While there have been web-based engines such as Open Calais, Zemanta and Evri the new fise engine from Nuxeo is an open source HTTP server that can be used locally as well as hosted in the cloud. What this mean is that, if necessary you can keep your sensitive data in-house and still submit it to a semantic engine for analysis.
If you want to try it out without having to download and host the code then there is a demo site provided. Fise has a Rest interface and looks fairly easy to use. You can submit a document and get back the analysis in a range of forms including a SPARQL query interface.
To try it out in in a browser (at the time of writing IE doesn't seem to work) just navigate to http://fise.demo.nuxeo.com/engines.
If you type in:
"Albert Einstein was a clever man"
and click Run engines and analysis will appear in the web page below your text input. A photo of Einstein shows that the engine detected the great man's name and then below an RDF format XML file gives you the semantic details. If you explore you will find that in the entity-type tags Einstein is identified as a Person->Scientist.
More complex documents produce more complex outputs, including a map showing the geographical relationships between people and places mentioned in the text.

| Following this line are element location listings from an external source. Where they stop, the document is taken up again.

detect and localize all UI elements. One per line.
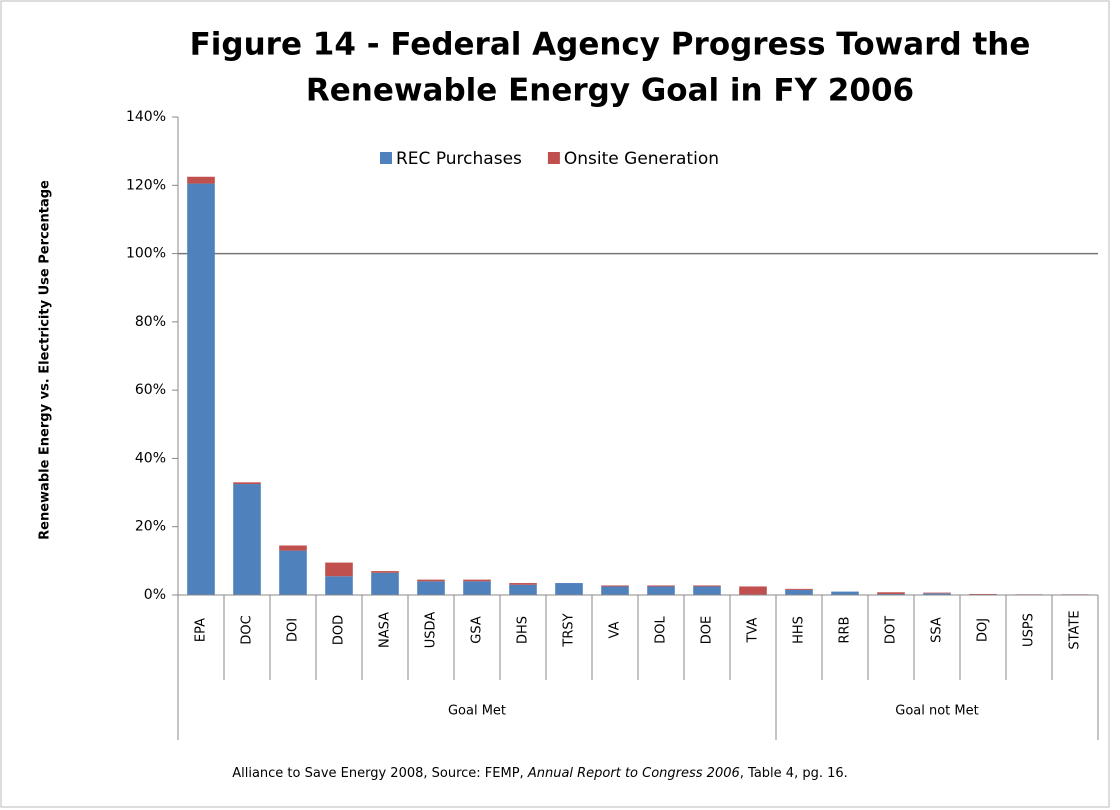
source-part: Annual Report to Congress 2006 xyxy=(527,766,740,781)
bar-segment xyxy=(509,583,537,585)
x-tick-label: HHS xyxy=(792,616,807,644)
x-tick-label: VA xyxy=(608,621,623,638)
bar-segment xyxy=(417,579,445,582)
y-tick-label: 40% xyxy=(135,450,166,466)
bar-segment xyxy=(647,585,675,587)
bar-segment xyxy=(417,581,445,595)
bar-segment xyxy=(463,579,491,582)
bar-segment xyxy=(279,545,307,551)
x-tick-label: DOI xyxy=(286,618,301,642)
y-tick-label: 80% xyxy=(135,314,166,330)
legend: REC Purchases Onsite Generation xyxy=(380,149,719,169)
legend-label: Onsite Generation xyxy=(564,149,719,169)
y-axis-label: Renewable Energy vs. Electricity Use Per… xyxy=(38,180,53,540)
bar-segment xyxy=(693,586,721,595)
bar-segment xyxy=(877,592,905,594)
x-tick-label: DOD xyxy=(332,615,347,645)
bar-segment xyxy=(923,592,951,594)
bar-segment xyxy=(601,585,629,587)
bar-segment xyxy=(509,584,537,595)
x-tick-label: DOJ xyxy=(976,618,991,642)
x-tick-label: TVA xyxy=(746,617,761,643)
bar-segment xyxy=(877,593,905,595)
x-tick-label: EPA xyxy=(194,618,209,642)
legend-swatch xyxy=(380,152,392,164)
bar-segment xyxy=(371,571,399,573)
bar-segment xyxy=(785,588,813,590)
bar-segment xyxy=(187,176,215,184)
bar-segment xyxy=(647,586,675,595)
bar-segment xyxy=(693,585,721,587)
bar-segment xyxy=(325,576,353,595)
bar-segment xyxy=(187,183,215,596)
x-tick-label: USPS xyxy=(1022,613,1037,647)
x-tick-label: RRB xyxy=(838,617,853,644)
bar-segment xyxy=(785,589,813,595)
x-tick-label: DOE xyxy=(700,616,715,644)
x-tick-label: DOC xyxy=(240,615,255,644)
bar-segment xyxy=(969,593,997,595)
group-label: Goal Met xyxy=(448,704,506,719)
x-tick-label: STATE xyxy=(1068,610,1083,649)
source-part: Alliance to Save Energy 2008, Source: FE… xyxy=(232,766,528,781)
x-tick-label: DOL xyxy=(654,616,669,644)
x-tick-label: TRSY xyxy=(562,613,577,647)
chart-title: Renewable Energy Goal in FY 2006 xyxy=(306,73,914,109)
x-tick-label: NASA xyxy=(378,612,393,648)
y-tick-label: 60% xyxy=(135,382,166,398)
bar-segment xyxy=(601,586,629,595)
y-tick-label: 140% xyxy=(126,109,166,125)
bar-segment xyxy=(233,484,261,595)
y-tick-label: 20% xyxy=(135,519,166,535)
source-part: , Table 4, pg. 16. xyxy=(740,766,848,781)
bar-segment xyxy=(463,581,491,595)
chart-title: Figure 14 - Federal Agency Progress Towa… xyxy=(190,27,1031,63)
bar-segment xyxy=(555,583,583,595)
x-tick-label: SSA xyxy=(930,617,945,643)
bar-segment xyxy=(831,591,859,595)
bar-segment xyxy=(923,593,951,595)
bar-segment xyxy=(325,562,353,577)
bar-segment xyxy=(279,550,307,595)
source-note: Alliance to Save Energy 2008, Source: FE… xyxy=(232,766,848,781)
y-tick-label: 120% xyxy=(126,177,166,193)
bar-segment xyxy=(739,586,767,595)
x-tick-label: USDA xyxy=(424,612,439,649)
y-tick-label: 100% xyxy=(126,246,166,262)
legend-swatch xyxy=(547,152,560,164)
group-label: Goal not Met xyxy=(895,704,978,719)
x-tick-label: DHS xyxy=(516,616,531,644)
legend-label: REC Purchases xyxy=(396,149,522,169)
bar-segment xyxy=(371,572,399,595)
x-tick-label: GSA xyxy=(470,616,485,644)
y-tick-label: 0% xyxy=(144,587,166,603)
x-tick-label: DOT xyxy=(884,616,899,644)
bar-segment xyxy=(233,482,261,485)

It isn't always perfect. For example, running our recent news item on Amazon's Kindle v Apple's IPad produced a map with Apple's headquarters indicated and the Amazon rain forest. Even so problems like this are fixable and the more the engine is used the better it gets! Internally it uses OpenNLP to identify entities, Apache Lucene to index and search entities and it calls on DBpedia to associate entities with locations.
Clearly the task for most developers is to first learn how to use the API and then work out what to do with the RDF or whatever output format you choose. Making use of the semantic analysis is where the hard work now lies. But no matter how you look at it, having an open source semantic engine to try things out on is a gift.